S3-Compatible Blob Store Any fully compatible on-prem S3 implementation that supports the AWS SDK version 1.12.658 can be used as a blob store, however, note that performance characteristics may differ from AWS S3. We recommend working with your vendor to ensure sufficient performance.
Azure Blob Store An Azure blob store saves blobs as objects within a storage account container on Microsoft Azure.
Google Cloud Blob Store A GCS blob store saves blobs as objects in Google Cloud Storage.
Blob Store Layouts
Once a repository is associated with a blob store, it can take significant time to run the tasks necessary to change this, and most of these tasks are only available in Nexus Repository Pro. Blob stores can be moved from one storage device to another using a process described in Configuring Blob Stores.
For these reasons, your approach to using blob stores should be chosen carefully.
Single Blob Store
The simplest approach is to create a single blob store per storage device and divide your repositories among them. This is suitable in the following cases:
If you exceed available storage, you will be able to move blob stores to larger storage devices.

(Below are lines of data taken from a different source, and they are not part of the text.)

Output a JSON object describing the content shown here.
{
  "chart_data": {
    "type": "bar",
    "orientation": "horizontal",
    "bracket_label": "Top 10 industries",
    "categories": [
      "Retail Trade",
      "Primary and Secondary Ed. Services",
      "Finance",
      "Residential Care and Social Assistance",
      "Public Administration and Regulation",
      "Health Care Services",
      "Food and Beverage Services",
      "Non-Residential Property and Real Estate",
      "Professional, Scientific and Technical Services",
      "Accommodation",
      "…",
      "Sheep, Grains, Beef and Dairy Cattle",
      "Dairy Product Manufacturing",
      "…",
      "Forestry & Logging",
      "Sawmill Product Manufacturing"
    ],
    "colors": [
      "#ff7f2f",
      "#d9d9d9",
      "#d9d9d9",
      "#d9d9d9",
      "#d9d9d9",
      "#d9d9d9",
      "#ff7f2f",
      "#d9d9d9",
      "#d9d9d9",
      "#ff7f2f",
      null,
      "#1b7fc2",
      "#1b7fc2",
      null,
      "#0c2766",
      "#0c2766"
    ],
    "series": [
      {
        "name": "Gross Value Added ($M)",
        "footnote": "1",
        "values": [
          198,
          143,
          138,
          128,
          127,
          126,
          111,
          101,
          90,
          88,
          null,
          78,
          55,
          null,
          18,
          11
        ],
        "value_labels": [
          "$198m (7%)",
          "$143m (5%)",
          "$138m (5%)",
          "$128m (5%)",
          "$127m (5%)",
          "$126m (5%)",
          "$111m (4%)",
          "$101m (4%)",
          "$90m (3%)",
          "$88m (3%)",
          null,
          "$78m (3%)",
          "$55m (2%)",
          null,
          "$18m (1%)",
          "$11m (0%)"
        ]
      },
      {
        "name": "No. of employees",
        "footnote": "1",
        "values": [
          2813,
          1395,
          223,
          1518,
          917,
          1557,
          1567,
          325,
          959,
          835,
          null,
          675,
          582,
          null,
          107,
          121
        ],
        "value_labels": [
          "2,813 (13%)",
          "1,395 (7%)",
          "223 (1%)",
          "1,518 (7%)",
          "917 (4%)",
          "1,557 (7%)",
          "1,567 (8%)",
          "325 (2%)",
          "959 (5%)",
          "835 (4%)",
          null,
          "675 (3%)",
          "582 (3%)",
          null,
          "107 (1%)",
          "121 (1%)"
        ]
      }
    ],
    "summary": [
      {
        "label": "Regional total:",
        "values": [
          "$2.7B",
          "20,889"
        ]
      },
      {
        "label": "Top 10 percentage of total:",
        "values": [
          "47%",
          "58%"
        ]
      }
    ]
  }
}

Your repositories are growing slowly enough that you will not exceed your available storage within a year.
Multiple Blob Stores
When creating blob stores, focus on the utility gained versus the cost associated with managing multiple blob stores. Here are best practices and considerations:
Consider separating blob stores by format as they are often on different build pipelines or repository stages.
You might split out Docker repositories since they can grow very quickly.
Consider splitting out more critical components (hosted vs. proxy/replicated repositories).
Nexus Repository doesn't support partial backup restoration, so you may benefit from keeping more actively developed components on a separate blob store from archived components. You can also put priority components on faster disks while archived ones go on slower, cheaper storage.
Only split by teams or lines of business when the team will never overlap or share components and when there are a reasonably fixed number of teams.
Only use automation for initial blob store provisioning, not for mass blob store creation.
Don't partition blobs per repository. This will cause performance impacts at scale.
While Nexus Repository can handle many blob store configurations, performance issues can occur in some scenarios:
Repositories that are grouped or are part of a shared build pipeline (e.g., staging) benefit from being on a single blob store. If you use multiple blob stores in this scenario, components must be copied across multiple blob stores instead of just updating a database.
Because cleanup tasks are configured and serialized against each blob store, having many of them can cause them to run slowly.
The remaining disk space calculations can be inaccurate when multiple blob stores are located on the same disk.
Having many blob stores may negatively impact database search efficiency.
Group Blob Store
A group blob store combines blob stores so that they act as a single blob store for repositories. Repositories can only act singularly or as part of a group. A repository can either use a concrete blob store directly or as a member of a single group, but not both.
Group blob stores are a good choice if you meet the following criteria:
You need to add more storage space via multiple devices.
You need the ability to spread writes and reads across multiple blob stores.
You need to mix both disk and cloud storage.
See Group Blob Store
Estimating Blob Store Storage Requirements
Blob stores contain two files for each binary component stored in the Nexus Repository:
The binary component (stored as a .bytes file whose size is the same as the component).
A properties file that stores a small amount of metadata for disaster recovery purposes (<1KB).
The total blob store storage size is approximately the total size of all of your components plus an allowance for the properties files and the block size of your storage device.
On average, the allowance will be 1.5 * # of components * block size.